Thursday, September 01, 2005
Just how stupid are they?
Acting for "partisan political ends" would include kowtowing to the Christo-Republicans. But overall the scientists were too kind in their characterization. Many decisions of the Bushniks are motivated by simple greed, abetted by meanness and stupidity.
Here's a timeline of hurricane-related decisions that I've extracted from Blumenthal's findings—
- 2001. The Federal Emergency Management Agency (FEMA) issued a report stating that a hurricane striking New Orleans was one of the three most likely disasters in the U.S., including a terrorist attack on New York City. But by 2003 the federal funding for the flood control project essentially dried up as it was drained into the Iraq war.
- 2002. "My administration's climate change policy will be science based," President Bush declared in June 2001. But in 2002, when the Environmental Protection Agency submitted a study on global warming to the United Nations reflecting its expert research, Bush derided it as "a report put out by a bureaucracy," and excised the climate change assessment from the agency's annual report.
- 2003. When the EPA issued its first comprehensive "Report on the Environment," stating, "Climate change has global consequences for human health and the environment," the White House simply demanded removal of the line and all similar conclusions.
- 2003. In 1990, a federal task force began restoring lost wetlands surrounding New Orleans. Every two miles of wetland between the Crescent City and the Gulf reduces a surge by half a foot. Bush had promised "no net loss" of wetlands.... But he reversed his approach in 2003, unleashing the developers. The Army Corps of Engineers and the Environmental Protection Agency then announced they could no longer protect wetlands unless they were somehow related to interstate commerce.
- 2004. The U.S. Army Corps of Engineers proposed to study how New Orleans could be protected from a catastrophic hurricane, but the Bush administration ordered that the research not be undertaken.
- 2004. The Bush administration cut funding requested by the New Orleans district of the U.S. Army Corps of Engineers for holding back the waters of Lake Pontchartrain by more than 80 percent.
- 2005. Additional cuts at the beginning of this year (for a total reduction in funding of 44.2 percent since 2001) forced the New Orleans district of the Corps to impose a hiring freeze.
- 2005. At the G-8 meeting in Scotland this year, Bush successfully stymied any common action on global warming. Scientists, meanwhile, have continued to accumulate impressive data on the rising temperature of the oceans, which has produced more severe hurricanes.
Blumenthal's point overall is what I call the "neo-medieval" mindset of this administration. He gives a number of fine examples from the past two weeks—
- The Federal Drug Administration (FDA) announced that it was postponing sale of the morning-after contraceptive pill, despite overwhelming scientific evidence of its safety and its approval by the FDA's scientific advisory board.1
- The United Nations special envoy for HIV/AIDS in Africa accused the Bush administration of responsibility for a condom shortage in Uganda — the result of the administration's evangelical Christian agenda of "abstinence."

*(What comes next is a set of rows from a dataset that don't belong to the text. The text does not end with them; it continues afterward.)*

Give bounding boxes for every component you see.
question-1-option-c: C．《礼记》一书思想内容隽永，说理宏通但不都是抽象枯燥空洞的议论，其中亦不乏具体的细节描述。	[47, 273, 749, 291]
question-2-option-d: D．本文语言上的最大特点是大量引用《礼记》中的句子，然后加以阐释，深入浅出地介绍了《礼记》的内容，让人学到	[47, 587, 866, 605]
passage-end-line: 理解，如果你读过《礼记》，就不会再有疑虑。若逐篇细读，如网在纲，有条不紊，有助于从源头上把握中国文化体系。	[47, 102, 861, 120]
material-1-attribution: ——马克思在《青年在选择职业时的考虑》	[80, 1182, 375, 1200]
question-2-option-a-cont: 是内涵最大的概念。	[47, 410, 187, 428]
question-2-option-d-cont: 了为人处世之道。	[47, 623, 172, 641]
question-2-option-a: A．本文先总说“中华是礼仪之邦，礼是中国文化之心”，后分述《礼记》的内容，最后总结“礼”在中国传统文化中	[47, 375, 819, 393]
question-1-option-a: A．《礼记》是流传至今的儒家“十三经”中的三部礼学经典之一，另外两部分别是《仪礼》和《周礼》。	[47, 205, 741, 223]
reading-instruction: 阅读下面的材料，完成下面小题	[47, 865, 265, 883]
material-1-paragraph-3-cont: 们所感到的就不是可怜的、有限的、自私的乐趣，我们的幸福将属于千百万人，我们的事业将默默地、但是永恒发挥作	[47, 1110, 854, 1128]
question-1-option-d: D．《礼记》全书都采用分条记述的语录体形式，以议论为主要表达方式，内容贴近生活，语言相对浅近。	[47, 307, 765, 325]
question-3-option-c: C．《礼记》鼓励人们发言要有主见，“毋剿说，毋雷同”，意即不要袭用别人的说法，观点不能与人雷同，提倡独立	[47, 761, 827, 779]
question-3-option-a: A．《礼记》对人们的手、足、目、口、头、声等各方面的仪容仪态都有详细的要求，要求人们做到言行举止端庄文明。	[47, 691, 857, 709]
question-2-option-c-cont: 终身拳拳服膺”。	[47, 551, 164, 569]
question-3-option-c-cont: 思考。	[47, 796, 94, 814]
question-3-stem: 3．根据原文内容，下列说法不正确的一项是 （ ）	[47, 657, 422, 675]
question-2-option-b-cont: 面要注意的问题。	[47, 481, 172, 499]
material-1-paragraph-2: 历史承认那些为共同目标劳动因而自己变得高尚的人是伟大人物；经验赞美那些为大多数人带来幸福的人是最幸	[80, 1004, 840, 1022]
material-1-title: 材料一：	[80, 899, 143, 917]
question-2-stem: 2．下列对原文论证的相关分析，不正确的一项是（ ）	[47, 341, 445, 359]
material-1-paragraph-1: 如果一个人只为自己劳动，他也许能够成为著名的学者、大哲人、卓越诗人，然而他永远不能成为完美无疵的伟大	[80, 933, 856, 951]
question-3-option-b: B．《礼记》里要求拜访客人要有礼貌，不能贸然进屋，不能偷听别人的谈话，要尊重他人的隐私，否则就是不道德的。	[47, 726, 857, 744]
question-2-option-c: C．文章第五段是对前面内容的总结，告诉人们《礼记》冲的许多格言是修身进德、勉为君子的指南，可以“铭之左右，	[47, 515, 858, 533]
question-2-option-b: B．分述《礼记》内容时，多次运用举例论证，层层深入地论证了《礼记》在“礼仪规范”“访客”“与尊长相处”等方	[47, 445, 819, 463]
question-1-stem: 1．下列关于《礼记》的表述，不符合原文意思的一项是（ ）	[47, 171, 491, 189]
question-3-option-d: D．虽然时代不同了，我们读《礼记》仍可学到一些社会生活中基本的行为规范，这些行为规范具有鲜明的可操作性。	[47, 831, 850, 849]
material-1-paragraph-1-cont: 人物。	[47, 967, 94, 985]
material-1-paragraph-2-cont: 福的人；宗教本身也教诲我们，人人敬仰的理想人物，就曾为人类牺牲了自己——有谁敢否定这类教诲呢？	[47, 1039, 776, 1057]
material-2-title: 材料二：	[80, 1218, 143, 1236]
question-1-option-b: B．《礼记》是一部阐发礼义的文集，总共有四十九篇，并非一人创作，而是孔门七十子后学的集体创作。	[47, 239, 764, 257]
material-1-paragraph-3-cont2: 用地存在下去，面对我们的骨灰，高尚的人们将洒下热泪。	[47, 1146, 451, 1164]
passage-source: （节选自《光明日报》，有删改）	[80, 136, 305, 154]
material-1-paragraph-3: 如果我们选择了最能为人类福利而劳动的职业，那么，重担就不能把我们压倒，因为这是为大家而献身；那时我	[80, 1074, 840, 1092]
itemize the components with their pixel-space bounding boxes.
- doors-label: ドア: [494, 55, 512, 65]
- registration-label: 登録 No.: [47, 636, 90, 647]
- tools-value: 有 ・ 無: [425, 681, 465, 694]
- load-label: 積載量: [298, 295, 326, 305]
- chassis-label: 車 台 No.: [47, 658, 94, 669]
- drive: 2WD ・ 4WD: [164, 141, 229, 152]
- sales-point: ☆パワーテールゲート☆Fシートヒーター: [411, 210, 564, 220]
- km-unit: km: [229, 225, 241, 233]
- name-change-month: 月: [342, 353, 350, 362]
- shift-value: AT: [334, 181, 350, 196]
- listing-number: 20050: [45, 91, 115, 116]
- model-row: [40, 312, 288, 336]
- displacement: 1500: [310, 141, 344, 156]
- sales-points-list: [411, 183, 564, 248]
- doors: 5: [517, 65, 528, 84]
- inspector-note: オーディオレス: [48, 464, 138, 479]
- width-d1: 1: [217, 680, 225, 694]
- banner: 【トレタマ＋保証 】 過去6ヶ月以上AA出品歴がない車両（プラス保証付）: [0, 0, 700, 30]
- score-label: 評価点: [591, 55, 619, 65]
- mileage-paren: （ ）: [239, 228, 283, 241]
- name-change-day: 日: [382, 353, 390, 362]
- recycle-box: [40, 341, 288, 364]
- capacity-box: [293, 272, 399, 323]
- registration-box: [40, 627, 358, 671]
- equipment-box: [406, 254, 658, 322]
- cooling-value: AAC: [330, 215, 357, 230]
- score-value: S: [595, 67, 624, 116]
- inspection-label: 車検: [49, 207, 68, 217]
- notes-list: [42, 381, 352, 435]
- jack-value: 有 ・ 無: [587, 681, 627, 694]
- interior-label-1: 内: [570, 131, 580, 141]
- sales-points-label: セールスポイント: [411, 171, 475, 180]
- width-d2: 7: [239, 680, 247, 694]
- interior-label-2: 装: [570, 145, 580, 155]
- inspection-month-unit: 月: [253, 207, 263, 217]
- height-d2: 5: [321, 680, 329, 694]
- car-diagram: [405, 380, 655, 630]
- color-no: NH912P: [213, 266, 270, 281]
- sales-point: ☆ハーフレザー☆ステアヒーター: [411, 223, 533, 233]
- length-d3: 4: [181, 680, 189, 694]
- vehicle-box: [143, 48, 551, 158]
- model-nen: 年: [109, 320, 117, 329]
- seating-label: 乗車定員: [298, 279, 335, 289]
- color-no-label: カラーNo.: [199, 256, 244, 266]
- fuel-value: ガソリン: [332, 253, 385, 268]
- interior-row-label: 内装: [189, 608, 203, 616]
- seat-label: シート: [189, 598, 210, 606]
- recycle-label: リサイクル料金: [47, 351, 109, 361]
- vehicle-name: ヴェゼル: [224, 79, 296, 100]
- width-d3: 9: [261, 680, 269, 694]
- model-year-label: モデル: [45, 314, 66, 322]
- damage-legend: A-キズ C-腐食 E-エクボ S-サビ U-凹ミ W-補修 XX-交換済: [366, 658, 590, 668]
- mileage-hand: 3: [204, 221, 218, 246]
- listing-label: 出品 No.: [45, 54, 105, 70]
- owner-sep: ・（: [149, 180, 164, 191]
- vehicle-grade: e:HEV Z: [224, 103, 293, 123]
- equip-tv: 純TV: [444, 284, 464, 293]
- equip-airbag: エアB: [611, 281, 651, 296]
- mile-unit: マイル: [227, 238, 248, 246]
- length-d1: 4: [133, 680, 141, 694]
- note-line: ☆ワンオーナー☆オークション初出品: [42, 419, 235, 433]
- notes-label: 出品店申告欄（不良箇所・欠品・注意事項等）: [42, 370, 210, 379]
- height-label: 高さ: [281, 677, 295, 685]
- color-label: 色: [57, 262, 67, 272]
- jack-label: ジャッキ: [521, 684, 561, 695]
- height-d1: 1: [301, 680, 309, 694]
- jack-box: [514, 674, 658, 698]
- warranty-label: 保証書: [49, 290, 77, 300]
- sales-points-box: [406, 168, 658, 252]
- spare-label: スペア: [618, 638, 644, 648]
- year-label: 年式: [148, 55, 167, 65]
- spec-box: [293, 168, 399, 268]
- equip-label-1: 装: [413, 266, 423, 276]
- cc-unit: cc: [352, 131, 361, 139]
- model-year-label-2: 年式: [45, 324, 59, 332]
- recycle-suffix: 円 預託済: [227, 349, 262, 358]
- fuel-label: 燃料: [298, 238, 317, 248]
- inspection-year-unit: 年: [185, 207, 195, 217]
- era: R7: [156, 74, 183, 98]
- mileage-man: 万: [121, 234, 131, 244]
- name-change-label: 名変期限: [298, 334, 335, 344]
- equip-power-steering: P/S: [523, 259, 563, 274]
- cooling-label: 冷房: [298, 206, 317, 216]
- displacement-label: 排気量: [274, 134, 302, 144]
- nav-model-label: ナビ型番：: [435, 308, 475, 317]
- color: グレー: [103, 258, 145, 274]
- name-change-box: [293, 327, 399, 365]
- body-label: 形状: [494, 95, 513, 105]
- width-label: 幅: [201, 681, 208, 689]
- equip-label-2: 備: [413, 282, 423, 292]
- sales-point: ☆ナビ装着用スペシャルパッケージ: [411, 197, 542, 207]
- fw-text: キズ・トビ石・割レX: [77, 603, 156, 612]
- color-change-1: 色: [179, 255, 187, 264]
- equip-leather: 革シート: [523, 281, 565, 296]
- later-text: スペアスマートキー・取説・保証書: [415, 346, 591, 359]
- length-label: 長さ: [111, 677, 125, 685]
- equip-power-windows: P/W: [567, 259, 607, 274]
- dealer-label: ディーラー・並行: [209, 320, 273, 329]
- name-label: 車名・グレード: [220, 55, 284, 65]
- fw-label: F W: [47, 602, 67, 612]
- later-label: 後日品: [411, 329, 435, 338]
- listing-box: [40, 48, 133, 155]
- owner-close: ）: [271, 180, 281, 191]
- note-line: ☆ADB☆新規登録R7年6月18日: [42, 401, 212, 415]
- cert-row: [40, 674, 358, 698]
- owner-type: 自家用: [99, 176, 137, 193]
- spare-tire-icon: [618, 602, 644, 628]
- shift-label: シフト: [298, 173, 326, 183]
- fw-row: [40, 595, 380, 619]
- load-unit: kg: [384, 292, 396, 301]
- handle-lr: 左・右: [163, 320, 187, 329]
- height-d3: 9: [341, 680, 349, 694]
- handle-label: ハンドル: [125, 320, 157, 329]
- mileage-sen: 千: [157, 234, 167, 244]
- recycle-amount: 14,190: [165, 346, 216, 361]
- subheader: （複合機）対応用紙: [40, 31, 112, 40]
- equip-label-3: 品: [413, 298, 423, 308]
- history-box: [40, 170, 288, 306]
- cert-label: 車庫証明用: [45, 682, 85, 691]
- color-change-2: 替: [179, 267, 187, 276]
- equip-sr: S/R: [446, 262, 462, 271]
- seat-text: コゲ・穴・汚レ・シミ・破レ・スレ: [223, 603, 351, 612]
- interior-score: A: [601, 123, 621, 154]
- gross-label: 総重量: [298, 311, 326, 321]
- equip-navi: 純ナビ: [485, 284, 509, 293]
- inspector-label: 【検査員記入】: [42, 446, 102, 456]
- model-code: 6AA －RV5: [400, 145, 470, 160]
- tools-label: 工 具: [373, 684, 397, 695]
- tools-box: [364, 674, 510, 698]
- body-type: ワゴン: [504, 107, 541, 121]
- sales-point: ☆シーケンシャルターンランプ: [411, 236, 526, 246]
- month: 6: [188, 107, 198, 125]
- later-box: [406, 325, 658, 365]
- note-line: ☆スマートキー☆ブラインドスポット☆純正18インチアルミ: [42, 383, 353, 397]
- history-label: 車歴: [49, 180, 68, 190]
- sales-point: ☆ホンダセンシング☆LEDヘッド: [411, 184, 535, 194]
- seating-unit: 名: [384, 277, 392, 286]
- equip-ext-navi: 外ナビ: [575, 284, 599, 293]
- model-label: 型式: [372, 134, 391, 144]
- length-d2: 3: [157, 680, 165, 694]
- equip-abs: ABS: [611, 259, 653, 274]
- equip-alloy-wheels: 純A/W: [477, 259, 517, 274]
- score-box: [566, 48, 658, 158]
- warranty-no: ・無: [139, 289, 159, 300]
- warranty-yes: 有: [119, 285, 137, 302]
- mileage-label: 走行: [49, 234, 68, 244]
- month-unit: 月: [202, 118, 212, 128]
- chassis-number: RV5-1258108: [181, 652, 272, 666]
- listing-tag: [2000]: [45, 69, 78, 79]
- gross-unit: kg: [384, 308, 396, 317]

- When the chief of the Bureau of Justice Statistics in the Justice Department was ordered by the White House to delete its study that African-Americans and other minorities are subject to racial profiling in police traffic stops and he refused to buckle under, he was forced out of his job.
- When the Army Corps of Engineers' chief contracting oversight analyst objected to a $7 billion no-bid contract awarded for work in Iraq to Halliburton (the firm at which Vice President Cheney was formerly CEO), she was demoted despite her superior professional ratings.
- At the National Park Service, a former Cheney aide, a political appointee lacking professional background, drew up a plan to overturn past environmental practices and prohibit any mention of evolution while allowing sale of religious materials through the Park Service.
If the Cheney administration can accomplish all that in just two weeks, imagine what they can do between now and January 2009.
Follow-up post
FEMA. It's time to point the finger (9/2/05)
Footnote
1The announcement of an indefinite postponement of a decision was in the face of an earlier promise to make a decision by September 1. The FDA's action—or lack thereof—brought with it the resignation of one of its top bureaucrats.
According to Kristen Gerencher in Marketwatch,
Susan F. Wood, assistant commissioner for women's health and director of the Office of Women's Health at FDA, stepped down in protest.[back]"The recent decision announced by the Commissioner about emergency contraception, which continues to limit women's access to a product that would reduce unintended pregnancies and reduce abortions is contrary to my core commitment to improving and advancing women's health," Wood wrote in an email that was later made public.
"I can no longer serve as staff when scientific and clinical evidence, fully evaluated and recommended for approval by the professional staff here, has been overruled."